Direct naar content gaan

Samenvatting

Het geschil in deze zaak betreft de vraag of de Belgische pensioenregeling van een in Nederland werkzame belastingplichtige kan worden aangemerkt als pensioenregeling in de zin van de Wet LB 1964. X (belanghebbende) werkt sinds 1978 voor hetzelfde concern. Eerst in een Belgische vestiging waar hij in een pensioenregeling deelnam. Vanaf 1 juli 2007 werkt hij in een Nederlandse vestiging van dat concern waarbij hij bleef deelnemen aan de Belgische pensioenregeling. Die regeling kent de mogelijkheid van afkoop en voldoet daarom niet aan de eisen die de Wet LB 1964 aan een pensioenregeling stelt.

De Inspecteur heeft die regeling voor een periode van vijf jaar aangewezen als zuivere pensioenregeling. Na ommekomst van die periode past de werkgever de zogenoemde omkeerregel niet meer toe.

X komt daartegen op.

Hof Den Bosch geeft hem gelijk omdat de omkeerregel wel wordt toegepast wanneer een Nederlands ingezetene bij een in België gevestigde werkgever in een Belgische pensioenregeling deelneemt.

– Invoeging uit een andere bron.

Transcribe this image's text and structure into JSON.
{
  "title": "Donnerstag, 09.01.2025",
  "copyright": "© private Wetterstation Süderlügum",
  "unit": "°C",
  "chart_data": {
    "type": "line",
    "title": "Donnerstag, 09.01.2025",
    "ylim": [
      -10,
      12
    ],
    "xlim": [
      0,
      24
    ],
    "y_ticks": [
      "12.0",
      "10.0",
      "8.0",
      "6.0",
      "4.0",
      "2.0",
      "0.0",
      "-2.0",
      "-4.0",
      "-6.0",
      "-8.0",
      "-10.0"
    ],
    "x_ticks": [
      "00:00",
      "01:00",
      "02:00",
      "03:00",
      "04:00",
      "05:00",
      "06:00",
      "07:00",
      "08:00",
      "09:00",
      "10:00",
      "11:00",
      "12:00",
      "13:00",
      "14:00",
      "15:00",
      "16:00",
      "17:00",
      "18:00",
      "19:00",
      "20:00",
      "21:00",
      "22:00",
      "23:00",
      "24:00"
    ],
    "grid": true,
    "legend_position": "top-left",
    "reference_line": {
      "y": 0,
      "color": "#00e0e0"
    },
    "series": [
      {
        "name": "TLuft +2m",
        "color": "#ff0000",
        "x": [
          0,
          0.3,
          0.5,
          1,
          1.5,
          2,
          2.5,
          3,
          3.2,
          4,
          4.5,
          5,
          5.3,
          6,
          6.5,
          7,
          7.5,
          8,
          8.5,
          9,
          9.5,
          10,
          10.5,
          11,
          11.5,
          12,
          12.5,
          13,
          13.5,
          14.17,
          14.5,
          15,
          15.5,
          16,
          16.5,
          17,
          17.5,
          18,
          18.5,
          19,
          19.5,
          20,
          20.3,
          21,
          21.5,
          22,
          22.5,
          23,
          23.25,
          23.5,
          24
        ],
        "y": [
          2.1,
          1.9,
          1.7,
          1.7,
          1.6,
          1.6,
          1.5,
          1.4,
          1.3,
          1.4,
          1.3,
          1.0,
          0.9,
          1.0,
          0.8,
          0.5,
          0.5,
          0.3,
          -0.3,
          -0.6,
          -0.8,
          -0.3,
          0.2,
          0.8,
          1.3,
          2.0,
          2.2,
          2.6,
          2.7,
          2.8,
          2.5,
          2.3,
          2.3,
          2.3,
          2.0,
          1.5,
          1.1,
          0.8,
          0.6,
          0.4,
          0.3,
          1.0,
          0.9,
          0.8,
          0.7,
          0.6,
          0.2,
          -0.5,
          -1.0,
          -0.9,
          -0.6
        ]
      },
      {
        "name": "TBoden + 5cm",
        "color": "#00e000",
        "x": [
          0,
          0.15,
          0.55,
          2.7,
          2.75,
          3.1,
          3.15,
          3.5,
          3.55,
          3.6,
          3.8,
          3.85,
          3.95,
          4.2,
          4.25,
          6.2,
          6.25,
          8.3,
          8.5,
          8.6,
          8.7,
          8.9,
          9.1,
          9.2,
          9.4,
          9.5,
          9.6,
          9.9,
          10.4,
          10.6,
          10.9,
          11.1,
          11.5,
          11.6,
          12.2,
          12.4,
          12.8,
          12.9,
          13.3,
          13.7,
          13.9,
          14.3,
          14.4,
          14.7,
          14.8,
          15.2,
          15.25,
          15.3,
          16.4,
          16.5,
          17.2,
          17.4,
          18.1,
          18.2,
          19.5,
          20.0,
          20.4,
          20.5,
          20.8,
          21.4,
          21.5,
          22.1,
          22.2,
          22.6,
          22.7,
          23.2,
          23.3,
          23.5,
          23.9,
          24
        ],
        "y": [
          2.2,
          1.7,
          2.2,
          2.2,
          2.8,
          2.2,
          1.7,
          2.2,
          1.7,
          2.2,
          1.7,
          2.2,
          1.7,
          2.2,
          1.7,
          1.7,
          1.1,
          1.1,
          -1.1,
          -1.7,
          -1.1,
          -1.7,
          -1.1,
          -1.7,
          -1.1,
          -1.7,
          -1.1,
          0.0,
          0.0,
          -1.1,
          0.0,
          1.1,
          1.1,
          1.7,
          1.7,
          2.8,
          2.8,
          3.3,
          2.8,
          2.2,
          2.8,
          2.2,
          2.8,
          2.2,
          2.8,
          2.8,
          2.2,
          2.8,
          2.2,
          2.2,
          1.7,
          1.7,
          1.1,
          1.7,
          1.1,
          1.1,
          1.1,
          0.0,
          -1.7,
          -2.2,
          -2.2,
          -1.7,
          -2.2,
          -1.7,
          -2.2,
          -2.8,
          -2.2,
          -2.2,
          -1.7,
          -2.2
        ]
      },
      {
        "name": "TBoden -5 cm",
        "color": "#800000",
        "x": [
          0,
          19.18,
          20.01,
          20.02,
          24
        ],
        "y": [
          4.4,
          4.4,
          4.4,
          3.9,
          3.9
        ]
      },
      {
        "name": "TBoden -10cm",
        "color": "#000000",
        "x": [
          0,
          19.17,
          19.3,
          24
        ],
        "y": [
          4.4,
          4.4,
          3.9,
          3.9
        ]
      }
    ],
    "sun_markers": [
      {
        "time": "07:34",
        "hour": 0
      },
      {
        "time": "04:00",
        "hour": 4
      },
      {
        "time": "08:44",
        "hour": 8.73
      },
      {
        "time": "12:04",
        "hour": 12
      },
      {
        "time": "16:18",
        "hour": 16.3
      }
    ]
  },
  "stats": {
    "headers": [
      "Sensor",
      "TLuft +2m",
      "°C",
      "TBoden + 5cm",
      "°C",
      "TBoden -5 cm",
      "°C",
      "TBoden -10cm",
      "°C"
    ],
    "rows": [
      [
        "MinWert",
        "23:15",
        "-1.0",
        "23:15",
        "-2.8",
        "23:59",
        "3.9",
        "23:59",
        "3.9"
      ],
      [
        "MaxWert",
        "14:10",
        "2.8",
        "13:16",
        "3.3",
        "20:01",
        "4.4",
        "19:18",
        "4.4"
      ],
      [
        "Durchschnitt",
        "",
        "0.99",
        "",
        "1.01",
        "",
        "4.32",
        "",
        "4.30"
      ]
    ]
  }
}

De staatssecretaris heeft tegen deze uitspraak cassatieberoep ingesteld.

A-G Niessen meent met de staatssecretaris dat in het laatstgenoemde geval niet het gelijkheidsbeginsel wordt toegepast, maar artikel 1.7, lid 2, onderdeel c, Wet IB 2001, waarin buitenlandse pensioenregelingen onder voorwaarden worden ‘erkend’. Die regel van artikel 1.7 Wet IB 2001 geldt echter niet voor de toepassing van de loonbelasting.

Naar aanleiding van het incidenteel beroep in cassatie van X betoogt de A-G dat het afkoopverbod Europeesrechtelijk een dispariteit is, die niet als belemmering van het vrije verkeer van werknemers kan worden aangemerkt, alsmede dat de buitenlandse verzekeraar zonder nadere fiscale eisen in Nederland zijn diensten kan aanbieden.

De conclusie strekt tot gegrondbevinding van het cassatieberoep van de staatssecretaris en tot ongegrondbevinding van het incidentele beroep in cassatie van X.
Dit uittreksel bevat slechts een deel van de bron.